Magnetocardiogram (MCG) is a kind of magnetic field which has great potential to improve the diagnosis of diseases and to clarify the biological functions of heart because of the non-invasive character and high spatial and temporal resolution of the imaging methods. At present, the most reliable MCG measuring device is superconducting quantum interference device (SQUID). But the high equipment and operational costs, especially the purchase of liquid helium, limits the widespread usage.
In order to reduce the cost of MCG measurement, sensors like OPM, TMR sensors, etc. have been researched. But at present, in the signal processing part, the performance of traditional time domain average (TDA) method is still insufficient because of losing too much dynamic information. In this study, we propose a novel signal processing method based on stochastic resonance (SR) combining with improved traditional TDA method for clinical diagnosis.
SR refers to a situation where the mere addition of random noise to the dynamics improves a system’s sensitivity to discriminate weak information-carrying signal. In the process of MCG detection, there is noise in the environment which can be used to induce stochastic resonance processing. Because the stochastic resonance system is a nonlinear system, the adjustment of its parameters is complex. Therefore, in this study, adaptive optimization algorithm is also applied.
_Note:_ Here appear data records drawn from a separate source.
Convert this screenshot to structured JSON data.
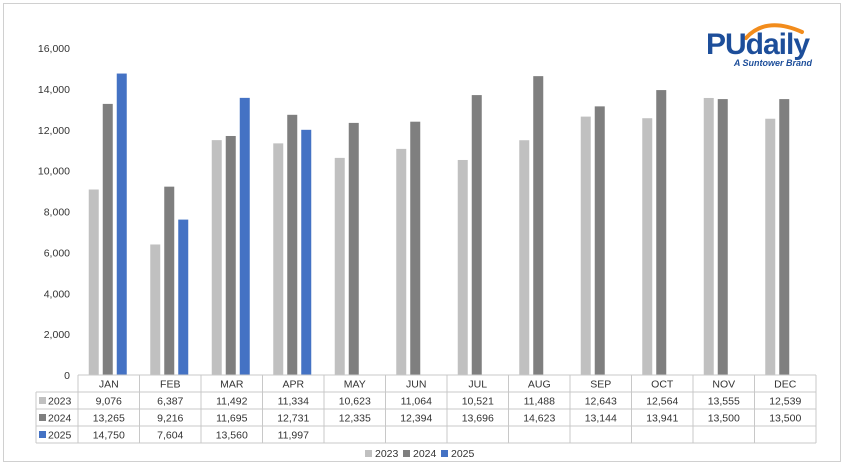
{
  "logo": {
    "name": "PUdaily",
    "tagline": "A Suntower Brand"
  },
  "chart_data": {
    "type": "bar",
    "categories": [
      "JAN",
      "FEB",
      "MAR",
      "APR",
      "MAY",
      "JUN",
      "JUL",
      "AUG",
      "SEP",
      "OCT",
      "NOV",
      "DEC"
    ],
    "series": [
      {
        "name": "2023",
        "color": "#c0c0c0",
        "values": [
          9076,
          6387,
          11492,
          11334,
          10623,
          11064,
          10521,
          11488,
          12643,
          12564,
          13555,
          12539
        ]
      },
      {
        "name": "2024",
        "color": "#7f7f7f",
        "values": [
          13265,
          9216,
          11695,
          12731,
          12335,
          12394,
          13696,
          14623,
          13144,
          13941,
          13500,
          13500
        ]
      },
      {
        "name": "2025",
        "color": "#4472c4",
        "values": [
          14750,
          7604,
          13560,
          11997,
          null,
          null,
          null,
          null,
          null,
          null,
          null,
          null
        ]
      }
    ],
    "ylim": [
      0,
      16000
    ],
    "yticks": [
      "0",
      "2,000",
      "4,000",
      "6,000",
      "8,000",
      "10,000",
      "12,000",
      "14,000",
      "16,000"
    ],
    "data_table": true,
    "legend_position": "bottom",
    "grid": false
  }
}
In this research, we first measured the MCG signal of three rats at room temperature by commercially available sensor. The raw MCG signals with different noise levels are obtained. Meanwhile, the software processing method and the hardware model simulation model are both designed, and their results are compared with the traditional TDA method. Experimental results show the effectiveness of the proposed method. In the end, we give some suggestions on software and hardware implementation.